Re: We are grateful for your significant question. The title is not good. We have changed it into ‘2.7 Comparison of exosome proteins participated in the highly enriched BP terms in both U-exo and N-exo’ (Page 16 line 307-308). This analysis was performed to screen for proteins that play an important role in biological processes in the early pathological stages of AD. The corresponding explanations have been placed in the Results section (Page16, line 318-324).

8. What are Abeta related BP terms? Please avoid writing non-scientific jargons.

Re: Thank you so much for your meaningful advice. We have changed it.

9. Why the comparison among MCODE1 to 4 for u-Exo and n-Exo is done? Are these same proteins? Please follow same color code in A, B and C for different clusters.

Re: We deeply appreciate for your constructive questions and suggestions.
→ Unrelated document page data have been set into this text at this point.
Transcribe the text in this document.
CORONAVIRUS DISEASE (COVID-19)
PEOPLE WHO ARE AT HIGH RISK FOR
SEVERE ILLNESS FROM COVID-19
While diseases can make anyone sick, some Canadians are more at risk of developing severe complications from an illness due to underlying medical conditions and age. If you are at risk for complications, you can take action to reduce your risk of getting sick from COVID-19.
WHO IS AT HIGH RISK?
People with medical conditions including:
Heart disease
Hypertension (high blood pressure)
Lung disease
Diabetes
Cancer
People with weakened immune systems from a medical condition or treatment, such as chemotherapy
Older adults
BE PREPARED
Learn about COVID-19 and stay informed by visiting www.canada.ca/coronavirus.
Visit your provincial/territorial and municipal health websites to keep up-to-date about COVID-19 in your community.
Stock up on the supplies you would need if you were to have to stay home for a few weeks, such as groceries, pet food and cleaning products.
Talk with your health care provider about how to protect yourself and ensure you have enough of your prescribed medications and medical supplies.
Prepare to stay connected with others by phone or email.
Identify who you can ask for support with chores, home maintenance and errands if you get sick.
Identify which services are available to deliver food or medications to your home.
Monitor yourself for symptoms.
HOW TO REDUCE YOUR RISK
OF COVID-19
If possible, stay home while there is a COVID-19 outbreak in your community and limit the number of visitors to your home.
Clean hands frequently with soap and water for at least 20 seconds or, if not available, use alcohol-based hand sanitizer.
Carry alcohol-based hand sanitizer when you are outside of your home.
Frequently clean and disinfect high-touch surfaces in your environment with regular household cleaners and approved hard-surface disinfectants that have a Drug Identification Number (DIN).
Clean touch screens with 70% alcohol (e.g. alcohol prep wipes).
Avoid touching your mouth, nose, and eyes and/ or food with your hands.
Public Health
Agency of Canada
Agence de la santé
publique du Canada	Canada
MCODE 1-4 is protein complexes obtained from protein-protein interaction analysis in U-exo and N-exo. The comparison reveals similarities and differences in the composition of protein complexes. Due to the different protein profiles of U-exo and N-exo, composition of protein complex is not identical. Usually, proteins can hardly function as isolated species in the body, and over 80% of proteins do not function individually but in complexes [PMID: 24693427]. Therefore, protein-protein interaction analysis helps to find interactors of target proteins and reveal protein functions. Protein complexes tend to interact and function together, and proteins contained in protein complexes with the highest enrichment scores in both U-exo and N-exo showed the more important functions in the early stages of AD pathology.

Changes have been made to the figure 8 so that the same colors reflect the same clusters.

10. Why did authors choose clusterin among all other proteins detected? any specific criteris. Is high spec count or number of peptides obsered is he only criteria? Please verify some other low abundant proteins too to avoid any misinterpretation of the data. ALso state clearly the criteria and rationale (including functional or biological relevance) behind selection of proteins.

Re: Thank you very much for your precious questions and suggestions.

For western blot, the N-exo is extracted from U-exo by immunoprecipitation, so the volume is less. Since it is difficult to obtain enough U-exo proteins for the verification of more proteins, we selected the most important proteins for western blot. Among the important proteins (Asah1, clusterin, ApoE, neprilysin, and ACE), clusterin has important features: 1. clusterin had markedly higher peptide coverage with 49 and 50 peptides in U-exo and N-exo, respectively (Figure 9A), suggesting that clusterin has the highest confidence and abundance. 2.clusterin was enriched in BP terms performed by the common different proteins (Table S6). 3.clusterin was enriched in the overlapped BP terms Aβ clearance and Aβ metabolic process (Table 3). 4. clusterin was a member of MCODE complex with highest score (Figure 8). 5. It was previously reported that clus-terin plays an important role in AD and has the potential to become a marker of AD (PMID: 26488311, PMID: 30770953, PMID:31878951). Considering the limitation of N-exo, we finally chose clusterin for WB. An explanation of the selection of clusterin for western blot has been added in the Results section (Page 18, line 375-385).

Overall writing of the paper is weak. The data could be summarized and presented in a better way. Consolidating figures and providing better description of data, a number of replicates for each study would help addressing some of these issue.

Re: We are very grateful for your constructive comments. And we have revised the manuscript and figure sections of the article.